Di tingkat nasional, negara-negara yang masyarakatnya mengonsumsi jumlah porsi minuman berpemanis tertinggi per pekan adalah Meksiko (8,9 porsi), Etiopia (7,1 porsi), Amerika Serikat (4,9 porsi), dan Nigeria (4,9 porsi), jika dibandingkan dengan India, Cina, dan Bangladesh (masing-masing 0,2 porsi).

“Kami dikejutkan oleh variasi yang luas berdasarkan wilayah dunia pada 2018; bahwa Amerika Latin/Karibia memiliki asupan terbesar di semua titik waktu meskipun terjadi penurunan secara keseluruhan dari waktu ke waktu; dan bahwa Afrika Sub-Sahara memiliki peningkatan terbesar di semua titik waktu,” kata penulis studi tersebut, Laura Lara-Castor, seorang kandidat PhD di program Epidemiologi Gizi dan Ilmu Data di Friedman School. “Hasil ini menunjukkan bahwa masih banyak pekerjaan yang harus dilakukan, terutama terkait intervensi yang berhasil seperti peraturan pemasaran, pelabelan makanan, dan cukai.”

Informasi dari Global Dietary Database—yang mengumpulkan ratusan hasil survei tentang apa yang orang makan dan minum—juga mengungkapkan hubungan antara minuman berpemanis dengan status sosial ekonomi. Antara 1990 dan 2018, peningkatan konsumsi terbesar terjadi di Afrika Sub-Sahara (+2,99 porsi; +81,9 persen). Asupan meningkat kemudian turun di negara-negara berpenghasilan tinggi, dan menurun kemudian meningkat di Amerika Latin/Karibia, keduanya kembali mendekati tingkat dua dekade sebelumnya pada 2018. Wilayah dunia lainnya mengalami peningkatan yang lebih sederhana dan stabil dari waktu ke waktu.
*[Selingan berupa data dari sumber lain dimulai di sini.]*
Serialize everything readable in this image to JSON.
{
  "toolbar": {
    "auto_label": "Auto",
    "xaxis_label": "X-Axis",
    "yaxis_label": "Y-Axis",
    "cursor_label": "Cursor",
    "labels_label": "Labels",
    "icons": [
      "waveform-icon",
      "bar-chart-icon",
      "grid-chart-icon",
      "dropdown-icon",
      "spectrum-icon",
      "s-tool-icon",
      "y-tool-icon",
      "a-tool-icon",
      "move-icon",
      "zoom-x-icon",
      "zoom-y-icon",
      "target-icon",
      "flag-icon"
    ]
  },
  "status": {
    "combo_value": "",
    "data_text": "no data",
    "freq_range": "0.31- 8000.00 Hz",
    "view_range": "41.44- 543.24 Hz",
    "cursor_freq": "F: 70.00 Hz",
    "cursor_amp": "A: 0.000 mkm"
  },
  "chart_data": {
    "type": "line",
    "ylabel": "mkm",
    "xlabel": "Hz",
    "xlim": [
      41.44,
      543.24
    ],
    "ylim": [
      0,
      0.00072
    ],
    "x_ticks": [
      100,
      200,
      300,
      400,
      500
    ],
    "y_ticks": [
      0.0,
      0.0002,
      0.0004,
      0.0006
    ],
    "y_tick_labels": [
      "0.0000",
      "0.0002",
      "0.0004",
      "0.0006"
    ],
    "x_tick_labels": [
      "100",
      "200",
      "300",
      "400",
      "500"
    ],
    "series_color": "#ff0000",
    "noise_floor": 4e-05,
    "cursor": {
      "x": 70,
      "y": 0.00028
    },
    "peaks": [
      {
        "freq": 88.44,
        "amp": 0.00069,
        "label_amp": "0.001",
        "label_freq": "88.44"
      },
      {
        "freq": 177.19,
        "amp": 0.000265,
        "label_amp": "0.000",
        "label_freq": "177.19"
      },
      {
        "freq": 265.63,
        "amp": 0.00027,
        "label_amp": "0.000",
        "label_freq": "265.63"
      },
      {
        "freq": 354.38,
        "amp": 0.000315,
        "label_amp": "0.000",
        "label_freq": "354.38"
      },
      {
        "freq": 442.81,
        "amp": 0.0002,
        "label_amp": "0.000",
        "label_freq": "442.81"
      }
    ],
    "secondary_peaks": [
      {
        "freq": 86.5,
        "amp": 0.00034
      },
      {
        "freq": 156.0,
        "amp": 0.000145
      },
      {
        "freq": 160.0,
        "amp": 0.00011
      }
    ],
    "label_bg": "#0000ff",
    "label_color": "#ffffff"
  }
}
Pola yang sama juga terlihat pada jenis kelamin, usia, pendidikan, dan wilayah tempat tinggal.

Meskipun penelitian ini tidak mengidentifikasi alasan dari tren ini, para peneliti berhipotesis bahwa perubahan tersebut dapat dikaitkan dengan efektivitas taktik pemasaran yang ditargetkan dari industri soda dan makanan, asosiasi pola makan Barat dengan status sosial yang tinggi, serta akses terhadap air. “Soda dapat menjangkau tempat-tempat terjauh, dan di negara-negara di mana air bersih kurang dapat diakses, minuman ini mungkin menjadi satu-satunya yang tersedia untuk diminum,” kata Lara-Castor.

“Asupan minuman berpemanis telah meningkat dalam beberapa dekade terakhir meskipun ada upaya untuk mengurangi daya tariknya,” kata Dariush Mozaffarian, seorang ahli jantung dan Profesor Gizi Jean Mayer di Friedman School. “Beberapa populasi sangat rentan, dan temuan kami memberikan bukti untuk menginformasikan kebutuhan dan desain kebijakan nasional dan lebih tepat sasaran untuk mengurangi asupan mereka di seluruh dunia.”

Para peneliti mengatakan bahwa masih diperlukan lebih banyak penelitian untuk menilai asupan minuman berpemanis pada anak-anak dan remaja, untuk mengukur dampak cukai minuman soda secara global, dan untuk lebih memahami perbedaan di setiap subpopulasi di setiap negara. Tim peneliti juga ingin mengeksplorasi bagaimana minuman manis lainnya, seperti susu, kopi, dan teh, berpengaruh terhadap kebiasaan konsumsi.[]


Sumber:

Lara-Castor, Laura, dkk. 2023. “Sugar-sweetened beverage intakes among adults between 1990 and 2018 in 185 countries”. Nature Communications, 3 Oktober 2023.